How to delete the last n commit on Github and loca

2019-03-07 14:52发布

问题:

I'm trying to delete the last 2 commits in one of my GitHub repositories. I've tried as suggested here : git push -f origin HEAD^^:master. It seems that it works, the last two commits are removed.

Then I deleted them from my local repository with git rebase -i HEAD~2. I remove the lines than are related with those commit, and check with git log that they are correctly removed.

After that I make some changes in my local repository, make a new commit and push to GitHub. The problem is that in my GitHub account I have the previous two commit I've tried to delete.

I think the problem it's in my local repository because if I clone my Github repository to my local, and make some changes here when I push a new commit those old commits aren't pushed to GitHub.

Any idea?

回答1:

To remove the last two commits locally I'd suggest using:

git reset --hard HEAD^^

Rebase is a completely different operation that won't help you here.



回答2:

If you want to remove the 2 (two) last commits, there is an easy command to do that:

git reset --hard HEAD~2

You can change the 2 for any number of last commits you want to remove.

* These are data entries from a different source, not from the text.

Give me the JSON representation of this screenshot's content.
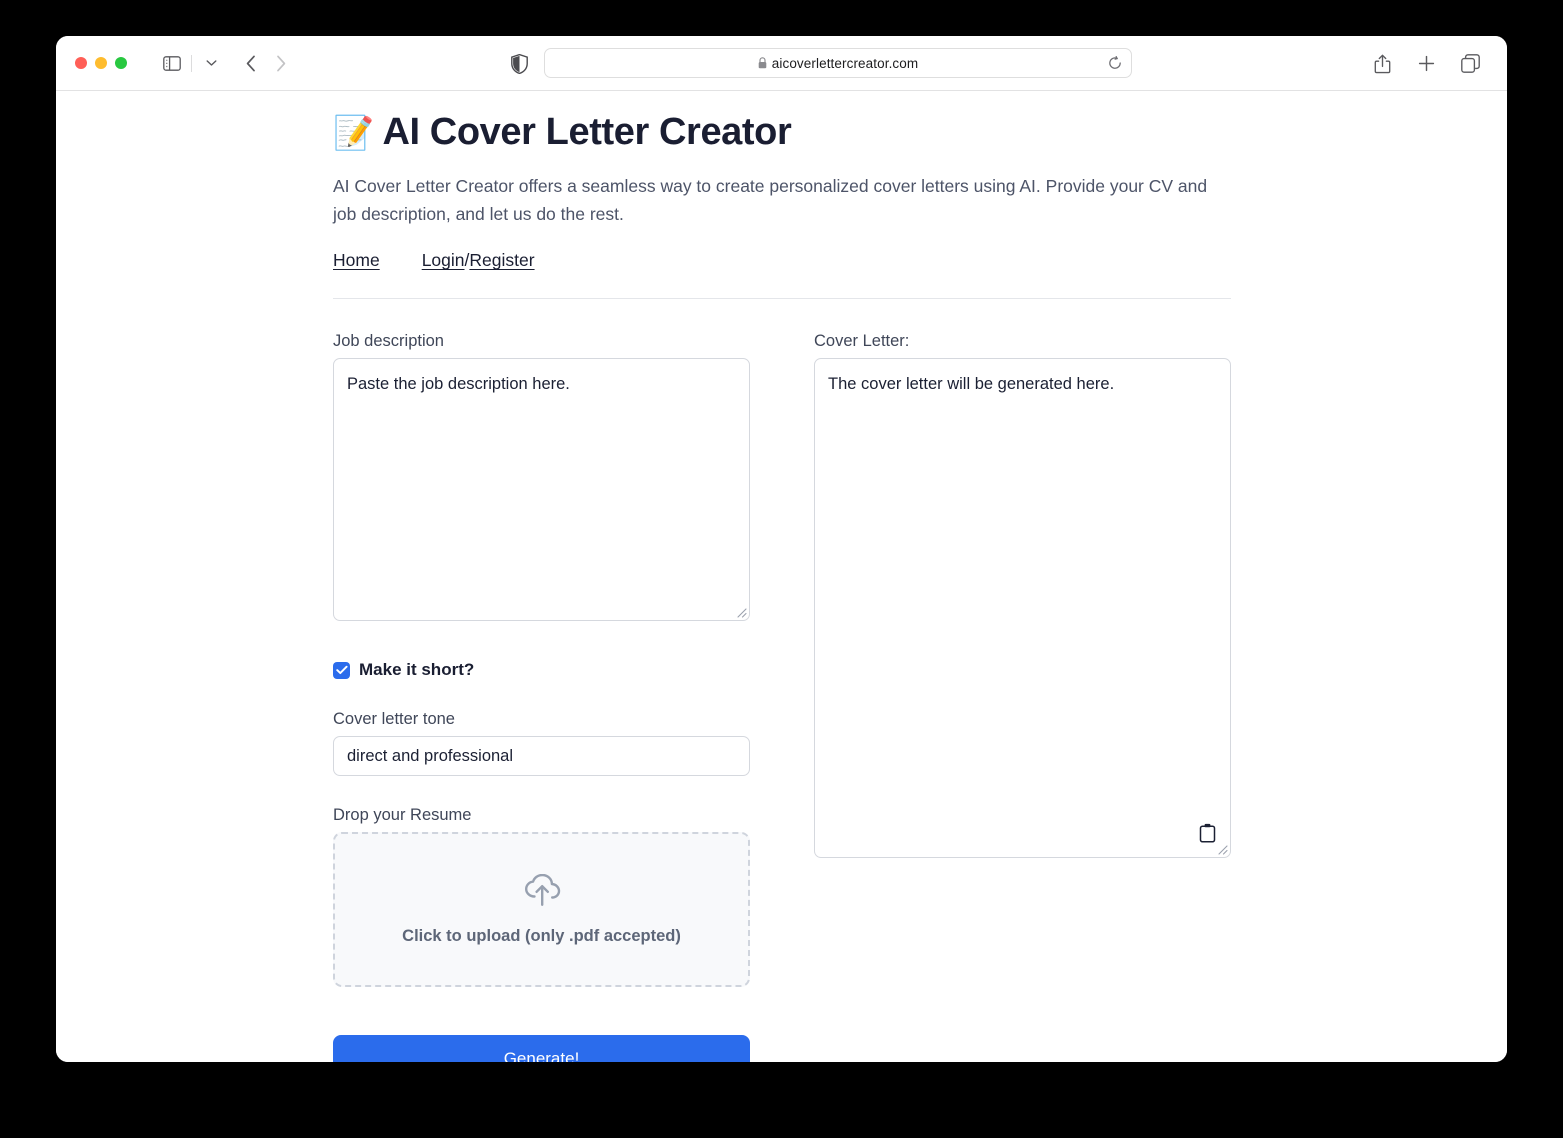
{
  "browser": {
    "url": "aicoverlettercreator.com",
    "lock_icon": "lock-icon",
    "traffic_lights": [
      "close-button",
      "minimize-button",
      "maximize-button"
    ],
    "toolbar_icons": [
      "sidebar-toggle-icon",
      "chevron-down-icon",
      "back-arrow-icon",
      "forward-arrow-icon",
      "shield-privacy-icon",
      "reload-icon",
      "share-icon",
      "new-tab-icon",
      "tab-overview-icon"
    ]
  },
  "page": {
    "title_emoji": "📝",
    "title": "AI Cover Letter Creator",
    "description": "AI Cover Letter Creator offers a seamless way to create personalized cover letters using AI. Provide your CV and job description, and let us do the rest.",
    "nav": {
      "home": "Home",
      "login": "Login",
      "separator": "/",
      "register": "Register"
    }
  },
  "form": {
    "job_description": {
      "label": "Job description",
      "value": "Paste the job description here.",
      "placeholder": "Paste the job description here."
    },
    "make_it_short": {
      "label": "Make it short?",
      "checked": true,
      "check_glyph": "✓"
    },
    "tone": {
      "label": "Cover letter tone",
      "value": "direct and professional",
      "placeholder": "direct and professional"
    },
    "resume_upload": {
      "label": "Drop your Resume",
      "icon": "cloud-upload-icon",
      "text": "Click to upload (only .pdf accepted)"
    },
    "generate_button": "Generate!"
  },
  "output": {
    "label": "Cover Letter:",
    "value": "The cover letter will be generated here.",
    "copy_icon": "clipboard-copy-icon"
  },
  "colors": {
    "accent_blue": "#2b6cec",
    "title_navy": "#1a1e32",
    "body_gray": "#4d5468",
    "border_gray": "#d5d8de",
    "dropzone_bg": "#f8f9fb",
    "dropzone_border": "#cfd4dd"
  }
}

And to push this change to remote, you need to do a git push with the force (-f) parameter:

git push -f

However, I don't recommend to do any git command with -f or --hard options involved if there are new commits on remote (Github) after this commits that you want to remove. In that case, always use git revert.



回答3:

The following works for me

git reset HEAD~n

It removes the last n commits from local repo, as HEAD^ removes only one. If you need to remove these changes from remote, you might need to force push as you will be behind remote.